A NEW wetland nature reserve in Llanfoist has been proposed to encourage wildlife, reduce water pollution, and provide a green space for visitors.
Landowner Ben Jones, Gwent Wildlife, and Monmouthshire County Council are in the early stages of planning the scheme.
Mr Jones, tenant of Grove Farm, has been lobbying for years to convert the land into a wildlife reserve.
He said: “I felt that there was too much land being given up for development and taken away from wildlife, so my idea springs from that.
“In terms of education opportunity and wellbeing it will be a reserve to go and relax at to watch nature.”
Mr Jones explained that in the UK around 90 per cent of wetlands have been lost to industrialisation or drained for farmland.
He has proposed that they rewild 80 acres of land bordering the River Usk.
The team are considering introducing paths and bird hides to allow people to come and enjoy the reserve, but access will have to be managed to make sure wildlife is not disturbed.
The area will be dug to create ponds and reedbeds, and naturally occurring wetland species like Alder and Willow will be planted.
Adam Taylor, chief executive of Gwent Wildlife, said: “The River Usk is a hotbed for otters, we hope that they will be able to use this reserve.
“Another species we hope will benefit is the Lapwing. It is a beautiful bird but in decline. They were on the site until around ten years ago and we hope that by wetting the areas they will return to nest.”
There is also the possibility of using the reserve to reduce phosphate levels in the River Usk.
Mr Taylor said: “There might be an opportunity to link it to the water treatment works so that any overflow from storms passes into this wetland.
“This would mean that anything that isn’t treated because of the storm would be treated by the reed beds and other habitats. By the time it did reach the river it wouldn’t be damaging to aquatic life.”

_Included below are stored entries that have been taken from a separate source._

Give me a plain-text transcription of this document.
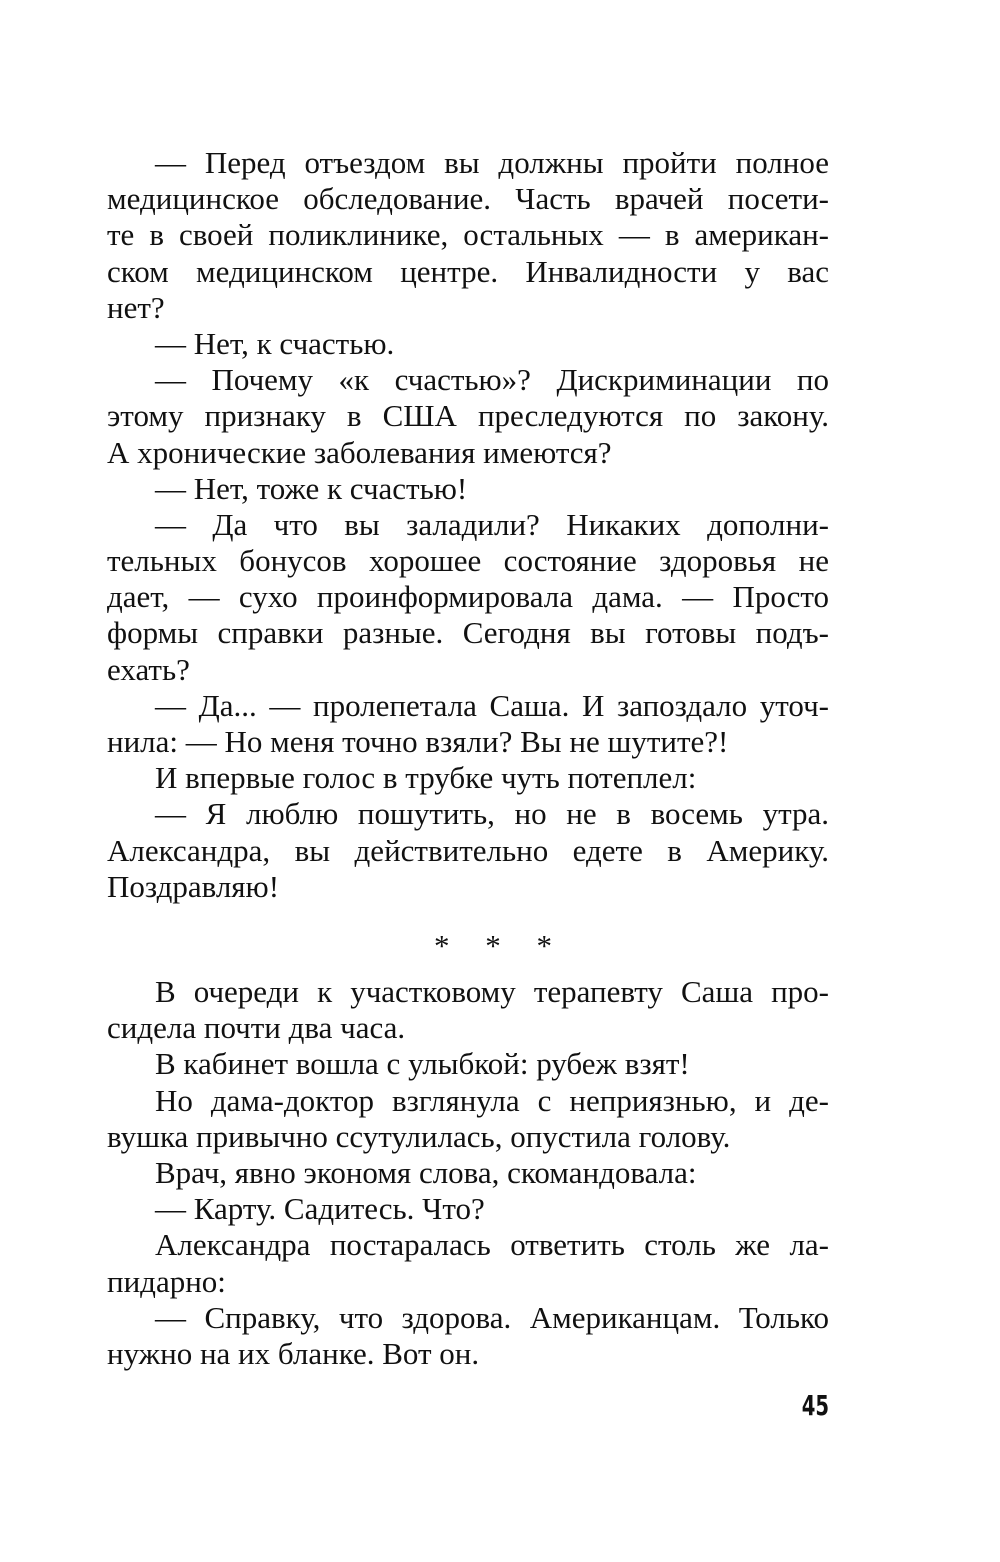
— Перед отъездом вы должны пройти полное
медицинское обследование. Часть врачей посети-
те в своей поликлинике, остальных — в американ-
ском медицинском центре. Инвалидности у вас
нет?
— Нет, к счастью.
— Почему «к счастью»? Дискриминации по
этому признаку в США преследуются по закону.
А хронические заболевания имеются?
— Нет, тоже к счастью!
— Да что вы заладили? Никаких дополни-
тельных бонусов хорошее состояние здоровья не
дает, — сухо проинформировала дама. — Просто
формы справки разные. Сегодня вы готовы подъ-
ехать?
— Да... — пролепетала Саша. И запоздало уточ-
нила: — Но меня точно взяли? Вы не шутите?!
И впервые голос в трубке чуть потеплел:
— Я люблю пошутить, но не в восемь утра.
Александра, вы действительно едете в Америку.
Поздравляю!
* * *
В очереди к участковому терапевту Саша про-
сидела почти два часа.
В кабинет вошла с улыбкой: рубеж взят!
Но дама-доктор взглянула с неприязнью, и де-
вушка привычно ссутулилась, опустила голову.
Врач, явно экономя слова, скомандовала:
— Карту. Садитесь. Что?
Александра постаралась ответить столь же ла-
пидарно:
— Справку, что здорова. Американцам. Только
нужно на их бланке. Вот он.
45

In January 2021 Natural Resource Wales published a report identifying that the River Usk had the highest level of phosphate failures, with 88 per cent of its water bodies failing their target.
According to NRW, phosphate pollution usually comes from agricultural practises, mains sewerage and septic tanks.
When they enter the water courses, these phosphates cause excessive algae growth which blocks the light for other aquatic life.
Mr Taylor said: “When the water from the river flows over the reserve, natural solutions like reed beds and natural organisms will cause the sediment to drop out of the water and settle in the silt.
“When those drop out, they will remain in the pool then they can be dredged away and recycled back onto fields reducing the volume of new phosphates being put onto fields.”
“The main thing here is that the water companies like Welsh Water are willing to have the conversation,” said Mr Taylor.
“These nature-based solutions are the future. It is less carbon intensive than treatment plants.
“It creates habitats, stores water and carbon, deals with flooding issues, is a community asset and is great for wildlife,” he added.
A Welsh Water spokesperson said: “Welsh Water is currently undertaking site surveys to assess suitability for a wetland at this location. The surveys need to assess existing habitats on the land, the soil condition and classification along with the topography.
“Once complete, a decision can then be made about whether a wetland is a suitable approach for the catchment.
“Welsh Water is supportive of using natured based solutions wherever possible, as they can deliver multiple benefits for the community and environment.”
Holly Sisley, environment team leader for Natural Resources Wales said: “We understand the project is currently in the development stages and we welcome the opportunity to be involved during the consultation process to make sure all the necessary environmental and biodiversity elements are considered.”
Mr Jones said that volunteers will be needed to start work transforming the area.